If sex is on a spectrum, we need to forget about dividing anything by “male” and “female” since very few people are those things.
Lastly, I agree they some dsd’s slightly complicate the ability to neatly divide male from female - but more than 99% of all people can be easily divided in this manner. I would suggest that we do allow the very few with a medical disorder that makes their sex actually unclear choose which sex to identify as - or opt out of such classifications - and we accept that these people exist and have every right to participate fully in society. For the rest of us, we need to use biology to divide unless we truly believe we don’t ever need safe women’s spaces or sports - which I think would be a terrible mistake for obvious reasons of safety and fairness.

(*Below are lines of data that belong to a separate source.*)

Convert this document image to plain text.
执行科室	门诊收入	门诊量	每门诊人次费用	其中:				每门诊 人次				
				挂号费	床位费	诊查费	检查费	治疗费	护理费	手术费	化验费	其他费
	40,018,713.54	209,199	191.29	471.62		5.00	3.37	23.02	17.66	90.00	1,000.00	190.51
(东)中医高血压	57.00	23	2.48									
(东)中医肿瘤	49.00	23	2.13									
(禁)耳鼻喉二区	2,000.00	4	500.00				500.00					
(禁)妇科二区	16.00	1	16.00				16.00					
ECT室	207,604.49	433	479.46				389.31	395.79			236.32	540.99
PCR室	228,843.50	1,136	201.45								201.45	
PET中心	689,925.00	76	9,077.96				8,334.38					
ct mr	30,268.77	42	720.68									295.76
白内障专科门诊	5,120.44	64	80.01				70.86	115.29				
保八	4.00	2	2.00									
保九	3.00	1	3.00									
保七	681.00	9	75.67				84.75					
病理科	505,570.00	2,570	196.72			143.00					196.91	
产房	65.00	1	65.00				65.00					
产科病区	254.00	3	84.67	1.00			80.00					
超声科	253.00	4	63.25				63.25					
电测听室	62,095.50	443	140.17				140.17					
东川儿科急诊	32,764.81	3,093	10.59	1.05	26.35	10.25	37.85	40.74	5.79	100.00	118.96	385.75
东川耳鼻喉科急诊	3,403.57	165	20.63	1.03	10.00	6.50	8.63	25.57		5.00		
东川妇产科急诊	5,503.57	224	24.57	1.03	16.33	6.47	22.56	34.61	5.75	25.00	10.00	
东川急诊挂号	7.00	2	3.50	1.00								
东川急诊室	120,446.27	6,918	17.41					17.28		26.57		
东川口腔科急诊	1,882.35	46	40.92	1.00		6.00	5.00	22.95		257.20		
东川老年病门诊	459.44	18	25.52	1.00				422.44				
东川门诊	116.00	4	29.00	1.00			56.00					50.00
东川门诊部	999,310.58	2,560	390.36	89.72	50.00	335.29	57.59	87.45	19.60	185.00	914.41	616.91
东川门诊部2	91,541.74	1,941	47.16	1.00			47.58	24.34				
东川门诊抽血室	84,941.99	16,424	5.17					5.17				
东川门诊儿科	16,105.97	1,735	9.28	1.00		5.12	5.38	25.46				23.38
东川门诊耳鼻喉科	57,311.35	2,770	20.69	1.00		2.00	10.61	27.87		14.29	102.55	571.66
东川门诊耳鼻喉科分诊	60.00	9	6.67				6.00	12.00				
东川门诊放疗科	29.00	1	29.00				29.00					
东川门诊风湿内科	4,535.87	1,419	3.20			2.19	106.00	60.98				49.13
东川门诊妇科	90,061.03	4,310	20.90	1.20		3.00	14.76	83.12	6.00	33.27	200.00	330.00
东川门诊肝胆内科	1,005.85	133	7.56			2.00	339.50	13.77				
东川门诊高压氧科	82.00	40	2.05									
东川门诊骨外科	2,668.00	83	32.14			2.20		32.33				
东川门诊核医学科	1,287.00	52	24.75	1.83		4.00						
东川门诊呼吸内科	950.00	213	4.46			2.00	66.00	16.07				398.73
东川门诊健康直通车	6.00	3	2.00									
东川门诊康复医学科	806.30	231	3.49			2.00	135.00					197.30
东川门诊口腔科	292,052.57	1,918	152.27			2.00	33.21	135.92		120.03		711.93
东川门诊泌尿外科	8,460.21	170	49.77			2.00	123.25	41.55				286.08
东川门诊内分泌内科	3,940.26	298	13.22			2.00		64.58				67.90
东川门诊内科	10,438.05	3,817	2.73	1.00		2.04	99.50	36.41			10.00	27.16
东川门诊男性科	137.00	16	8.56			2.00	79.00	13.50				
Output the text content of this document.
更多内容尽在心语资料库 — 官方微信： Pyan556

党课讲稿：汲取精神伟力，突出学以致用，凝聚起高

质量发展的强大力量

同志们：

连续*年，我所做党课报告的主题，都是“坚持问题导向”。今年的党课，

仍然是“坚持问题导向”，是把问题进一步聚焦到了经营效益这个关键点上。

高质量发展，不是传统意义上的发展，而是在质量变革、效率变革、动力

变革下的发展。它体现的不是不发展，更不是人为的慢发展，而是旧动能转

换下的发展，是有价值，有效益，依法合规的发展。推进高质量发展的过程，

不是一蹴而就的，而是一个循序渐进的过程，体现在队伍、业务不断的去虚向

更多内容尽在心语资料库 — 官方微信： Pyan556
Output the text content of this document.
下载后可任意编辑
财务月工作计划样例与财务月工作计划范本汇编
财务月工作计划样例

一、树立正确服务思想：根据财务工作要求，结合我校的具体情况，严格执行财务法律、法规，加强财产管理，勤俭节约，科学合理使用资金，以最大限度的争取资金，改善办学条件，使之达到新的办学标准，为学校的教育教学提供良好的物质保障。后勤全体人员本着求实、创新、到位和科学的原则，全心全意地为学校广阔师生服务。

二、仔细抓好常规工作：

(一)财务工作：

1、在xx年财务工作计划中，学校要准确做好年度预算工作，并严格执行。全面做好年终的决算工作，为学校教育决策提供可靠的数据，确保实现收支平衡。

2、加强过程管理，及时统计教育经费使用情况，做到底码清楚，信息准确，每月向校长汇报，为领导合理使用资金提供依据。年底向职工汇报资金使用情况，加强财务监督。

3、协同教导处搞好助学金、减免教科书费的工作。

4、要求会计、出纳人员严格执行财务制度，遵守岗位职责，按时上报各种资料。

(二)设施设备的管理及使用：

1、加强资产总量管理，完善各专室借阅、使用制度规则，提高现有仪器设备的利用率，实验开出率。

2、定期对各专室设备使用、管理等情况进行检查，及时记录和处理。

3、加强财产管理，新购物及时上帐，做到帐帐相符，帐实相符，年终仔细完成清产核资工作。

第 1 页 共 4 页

As for medical transition, these cosmetic choices to appear as the opposite sex are dangerous and experimental. We need to stop pretending this is life-saving medicine, and treat it as what it is. We need to stop glorifying it.
Sorry to go on and on, but this whole thing drives me crazy!
It's true people don't know about or understand the Biden Admin re-writing of Title IX. When I bring it up people think I'm making up stories ... like, just for the fun of it? just to stir up trouble? ... they don't know, don't understand and don't want to be enlightened about it either.
I guess when their daughters come home talking about boys in the shower room or a school trip when they shared a hotel room with a boy ... maybe then they'll start to wake up, but maybe not because school policy will strictly forbid actually stating that Joanie is really Johnny.
I'd assume the Biden Title IX policy will face court-room challenges but I haven't heard of any lawsuits yet.
This new academic initiative is very welcome and significant and widens the pool of "expert" statements that lawyers can use in lawsuits.